3 Responses to “More Evidence for a Hot Ancient Earth”

  1. rhymeswithgoalie Says:

    50 million years ago it was so hot that India got distracted and rammed into Asia (and insurance didn’t cover it). The uplifted Himalayas accelerated the removal of CO2 from the atmosphere.

    (OK, some of us need mnemonics to keep track of geologic history.)

  2. I did my own little investigation. In the worst cse scenario in which humaity does nothing to reduce CO2-emissions we go to a 690 PPM of CO2 in the atmosphere. This scenario is still pretty near what we are doing at the moment. In a slightly different scenario, also with hardly any attempt to reduce the CO2-emissions we get to 590 ppm. See my ivestigation (Dutch only):

  3. Susan Anderson Says:

    I’m taking every chance to remind people of this villainous story (h/t Eli Rabbett).

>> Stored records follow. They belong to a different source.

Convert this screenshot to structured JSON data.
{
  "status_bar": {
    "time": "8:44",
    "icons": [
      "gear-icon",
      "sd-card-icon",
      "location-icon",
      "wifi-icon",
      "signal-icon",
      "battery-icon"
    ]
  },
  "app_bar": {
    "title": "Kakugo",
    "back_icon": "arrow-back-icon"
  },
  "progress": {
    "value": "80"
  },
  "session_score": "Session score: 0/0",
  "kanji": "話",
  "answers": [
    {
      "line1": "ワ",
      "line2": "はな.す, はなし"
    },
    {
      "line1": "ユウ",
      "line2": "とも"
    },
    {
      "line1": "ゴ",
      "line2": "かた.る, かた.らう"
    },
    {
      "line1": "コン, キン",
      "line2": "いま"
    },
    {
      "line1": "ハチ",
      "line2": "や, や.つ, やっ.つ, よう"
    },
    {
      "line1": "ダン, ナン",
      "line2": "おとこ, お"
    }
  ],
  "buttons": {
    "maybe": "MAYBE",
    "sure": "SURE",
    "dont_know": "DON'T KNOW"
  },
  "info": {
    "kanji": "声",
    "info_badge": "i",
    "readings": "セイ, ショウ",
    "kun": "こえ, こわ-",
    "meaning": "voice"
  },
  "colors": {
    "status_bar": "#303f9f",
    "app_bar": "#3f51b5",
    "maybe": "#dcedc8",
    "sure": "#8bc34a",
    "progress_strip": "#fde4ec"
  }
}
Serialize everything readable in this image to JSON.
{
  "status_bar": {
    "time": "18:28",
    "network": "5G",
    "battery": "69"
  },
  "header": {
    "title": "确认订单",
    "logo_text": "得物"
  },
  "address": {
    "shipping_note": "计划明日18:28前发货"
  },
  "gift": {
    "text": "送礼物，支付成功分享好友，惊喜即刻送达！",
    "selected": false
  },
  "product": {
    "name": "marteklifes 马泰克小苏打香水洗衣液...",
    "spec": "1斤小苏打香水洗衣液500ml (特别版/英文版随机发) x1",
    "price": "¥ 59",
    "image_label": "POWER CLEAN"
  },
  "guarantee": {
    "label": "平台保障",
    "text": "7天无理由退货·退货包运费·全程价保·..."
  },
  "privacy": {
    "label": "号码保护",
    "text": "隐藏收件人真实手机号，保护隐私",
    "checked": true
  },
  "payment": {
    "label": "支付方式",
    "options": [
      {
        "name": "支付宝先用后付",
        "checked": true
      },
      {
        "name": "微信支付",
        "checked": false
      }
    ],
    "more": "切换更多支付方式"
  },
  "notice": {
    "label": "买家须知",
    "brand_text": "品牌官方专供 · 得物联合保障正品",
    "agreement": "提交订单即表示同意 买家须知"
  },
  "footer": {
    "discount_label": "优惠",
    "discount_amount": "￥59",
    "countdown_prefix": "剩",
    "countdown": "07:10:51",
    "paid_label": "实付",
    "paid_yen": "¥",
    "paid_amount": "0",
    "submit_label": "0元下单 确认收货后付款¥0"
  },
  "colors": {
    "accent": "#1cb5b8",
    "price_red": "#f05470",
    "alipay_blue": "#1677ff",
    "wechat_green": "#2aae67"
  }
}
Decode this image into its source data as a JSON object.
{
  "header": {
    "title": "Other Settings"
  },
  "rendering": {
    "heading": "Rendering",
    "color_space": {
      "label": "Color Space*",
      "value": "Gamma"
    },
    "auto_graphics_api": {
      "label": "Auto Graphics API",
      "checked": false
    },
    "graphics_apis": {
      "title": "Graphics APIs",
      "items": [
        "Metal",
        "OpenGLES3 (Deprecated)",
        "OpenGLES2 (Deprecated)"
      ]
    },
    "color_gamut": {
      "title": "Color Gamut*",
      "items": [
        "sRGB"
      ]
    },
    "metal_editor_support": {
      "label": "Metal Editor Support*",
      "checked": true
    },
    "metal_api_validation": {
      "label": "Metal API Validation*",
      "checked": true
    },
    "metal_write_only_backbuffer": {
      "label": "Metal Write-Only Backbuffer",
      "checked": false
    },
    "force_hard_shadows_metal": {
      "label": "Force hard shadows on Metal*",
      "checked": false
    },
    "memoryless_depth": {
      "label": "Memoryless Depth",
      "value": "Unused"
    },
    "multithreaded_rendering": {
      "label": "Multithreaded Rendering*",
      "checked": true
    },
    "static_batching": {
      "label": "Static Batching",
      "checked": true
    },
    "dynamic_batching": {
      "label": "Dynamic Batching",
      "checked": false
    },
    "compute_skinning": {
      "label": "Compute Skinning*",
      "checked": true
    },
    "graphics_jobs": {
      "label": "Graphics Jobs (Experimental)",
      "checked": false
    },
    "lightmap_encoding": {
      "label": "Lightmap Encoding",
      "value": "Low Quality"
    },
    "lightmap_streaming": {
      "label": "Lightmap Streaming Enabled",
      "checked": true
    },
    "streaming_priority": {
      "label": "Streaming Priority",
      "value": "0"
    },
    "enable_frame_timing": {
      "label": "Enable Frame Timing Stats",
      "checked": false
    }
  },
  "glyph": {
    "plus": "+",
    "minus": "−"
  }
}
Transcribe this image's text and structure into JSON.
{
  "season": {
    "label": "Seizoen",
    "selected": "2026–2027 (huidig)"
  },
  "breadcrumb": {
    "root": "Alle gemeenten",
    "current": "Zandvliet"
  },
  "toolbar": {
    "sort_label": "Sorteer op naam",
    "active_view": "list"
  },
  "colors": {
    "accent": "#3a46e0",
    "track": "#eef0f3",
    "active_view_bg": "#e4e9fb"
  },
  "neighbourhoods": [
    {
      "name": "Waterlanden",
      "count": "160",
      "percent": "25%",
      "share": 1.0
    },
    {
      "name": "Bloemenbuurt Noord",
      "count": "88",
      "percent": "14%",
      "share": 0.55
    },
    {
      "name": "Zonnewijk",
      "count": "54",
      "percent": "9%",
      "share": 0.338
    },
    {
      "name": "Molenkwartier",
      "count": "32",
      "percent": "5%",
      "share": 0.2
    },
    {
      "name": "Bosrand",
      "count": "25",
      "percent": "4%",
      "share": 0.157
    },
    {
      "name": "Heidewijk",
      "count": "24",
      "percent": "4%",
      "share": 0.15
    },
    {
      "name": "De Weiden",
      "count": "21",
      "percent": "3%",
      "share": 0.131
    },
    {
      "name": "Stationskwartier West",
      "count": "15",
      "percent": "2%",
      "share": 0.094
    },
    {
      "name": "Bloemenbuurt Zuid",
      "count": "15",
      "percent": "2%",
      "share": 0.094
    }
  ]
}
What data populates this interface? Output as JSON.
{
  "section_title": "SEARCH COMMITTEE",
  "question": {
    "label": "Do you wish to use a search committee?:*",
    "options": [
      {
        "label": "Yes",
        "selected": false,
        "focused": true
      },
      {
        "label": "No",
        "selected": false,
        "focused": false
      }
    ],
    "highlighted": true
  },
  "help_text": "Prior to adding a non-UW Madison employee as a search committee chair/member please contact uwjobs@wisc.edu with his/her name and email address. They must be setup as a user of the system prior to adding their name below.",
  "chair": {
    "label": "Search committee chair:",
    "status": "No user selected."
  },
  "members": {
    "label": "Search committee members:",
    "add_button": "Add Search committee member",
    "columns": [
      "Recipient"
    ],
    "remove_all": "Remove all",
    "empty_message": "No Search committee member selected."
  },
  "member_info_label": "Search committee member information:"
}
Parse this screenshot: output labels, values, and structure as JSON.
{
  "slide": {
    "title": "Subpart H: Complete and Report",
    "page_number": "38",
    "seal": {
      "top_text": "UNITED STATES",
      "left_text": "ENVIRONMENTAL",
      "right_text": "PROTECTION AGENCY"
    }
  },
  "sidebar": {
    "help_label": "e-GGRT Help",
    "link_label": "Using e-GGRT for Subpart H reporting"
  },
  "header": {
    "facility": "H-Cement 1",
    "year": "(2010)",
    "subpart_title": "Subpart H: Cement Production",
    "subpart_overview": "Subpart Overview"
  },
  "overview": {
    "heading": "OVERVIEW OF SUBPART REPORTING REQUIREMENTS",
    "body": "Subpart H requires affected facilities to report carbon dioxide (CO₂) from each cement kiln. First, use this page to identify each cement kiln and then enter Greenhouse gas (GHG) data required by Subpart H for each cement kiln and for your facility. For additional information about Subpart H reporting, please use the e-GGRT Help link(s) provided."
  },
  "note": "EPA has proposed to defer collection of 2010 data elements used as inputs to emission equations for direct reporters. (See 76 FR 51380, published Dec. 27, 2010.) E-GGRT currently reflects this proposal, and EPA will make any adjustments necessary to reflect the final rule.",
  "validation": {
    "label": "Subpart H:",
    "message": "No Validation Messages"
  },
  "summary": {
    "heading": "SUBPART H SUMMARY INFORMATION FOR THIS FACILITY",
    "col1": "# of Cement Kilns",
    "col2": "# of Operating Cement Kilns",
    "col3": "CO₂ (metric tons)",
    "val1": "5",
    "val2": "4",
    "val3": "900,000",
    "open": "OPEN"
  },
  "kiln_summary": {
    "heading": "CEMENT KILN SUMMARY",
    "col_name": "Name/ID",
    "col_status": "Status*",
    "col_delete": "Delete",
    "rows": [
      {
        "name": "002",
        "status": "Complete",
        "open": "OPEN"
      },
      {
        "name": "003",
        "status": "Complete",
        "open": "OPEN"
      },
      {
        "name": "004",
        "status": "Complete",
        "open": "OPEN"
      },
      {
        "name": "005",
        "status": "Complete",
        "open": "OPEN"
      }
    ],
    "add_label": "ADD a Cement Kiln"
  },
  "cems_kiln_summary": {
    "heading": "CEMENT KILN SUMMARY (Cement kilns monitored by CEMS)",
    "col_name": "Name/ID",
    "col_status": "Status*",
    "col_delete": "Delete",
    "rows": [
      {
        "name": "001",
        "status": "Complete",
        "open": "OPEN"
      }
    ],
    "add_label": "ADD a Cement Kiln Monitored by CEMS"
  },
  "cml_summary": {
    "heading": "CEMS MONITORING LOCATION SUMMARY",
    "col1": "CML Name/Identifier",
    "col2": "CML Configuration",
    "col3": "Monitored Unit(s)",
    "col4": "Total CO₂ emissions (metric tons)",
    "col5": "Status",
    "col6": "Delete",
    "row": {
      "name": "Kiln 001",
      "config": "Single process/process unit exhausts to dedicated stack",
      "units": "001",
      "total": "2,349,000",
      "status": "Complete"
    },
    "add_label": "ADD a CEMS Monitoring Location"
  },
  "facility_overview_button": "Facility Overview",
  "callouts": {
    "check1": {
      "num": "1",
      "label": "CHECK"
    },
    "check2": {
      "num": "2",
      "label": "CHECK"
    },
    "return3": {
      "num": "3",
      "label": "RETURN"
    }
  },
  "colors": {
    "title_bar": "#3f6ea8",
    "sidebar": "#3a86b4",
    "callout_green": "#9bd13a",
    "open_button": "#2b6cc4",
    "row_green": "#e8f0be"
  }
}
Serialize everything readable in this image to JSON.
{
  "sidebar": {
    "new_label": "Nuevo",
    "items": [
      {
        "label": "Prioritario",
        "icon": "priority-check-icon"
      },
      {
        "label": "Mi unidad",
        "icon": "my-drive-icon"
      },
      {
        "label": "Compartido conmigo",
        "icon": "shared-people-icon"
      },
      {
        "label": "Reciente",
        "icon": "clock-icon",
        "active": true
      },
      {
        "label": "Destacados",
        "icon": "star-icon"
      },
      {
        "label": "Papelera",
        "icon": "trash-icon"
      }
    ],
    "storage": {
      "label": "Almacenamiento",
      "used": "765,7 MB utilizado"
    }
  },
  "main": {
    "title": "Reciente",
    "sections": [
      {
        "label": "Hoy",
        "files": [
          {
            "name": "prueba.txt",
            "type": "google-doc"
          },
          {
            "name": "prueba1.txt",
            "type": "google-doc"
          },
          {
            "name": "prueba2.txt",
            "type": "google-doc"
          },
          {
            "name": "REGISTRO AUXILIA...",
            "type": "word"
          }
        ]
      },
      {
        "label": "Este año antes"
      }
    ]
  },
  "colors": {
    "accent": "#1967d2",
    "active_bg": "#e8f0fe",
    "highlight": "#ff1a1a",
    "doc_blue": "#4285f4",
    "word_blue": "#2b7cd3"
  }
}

    Lies, corruption, and endangering all our futures:

    “Fred Singer is the most unethical scientist, in my opinion, that I have ever met. I said so in the early 1990s, publicly, and I am still confident in the truth of this statement.”

    “retraction was coerced. It was required to stop the SLAPP suit brought against me by a conservative think-tank in Washington that wanted to keep Fred Singer in action.”

    “my wife was … terrorized by this lawsuit. We had three young children. I was a Harvard postdoc now needing to find a next academic posting. She was a graduate student at Harvard. … She was scared we could lose our house and all our assets. We new it would be a 2-3 year ordeal that would drain our resources and attention…. Defending for a year took an enormous amount of my time. That is the meanness and force of a SLAPP suit.”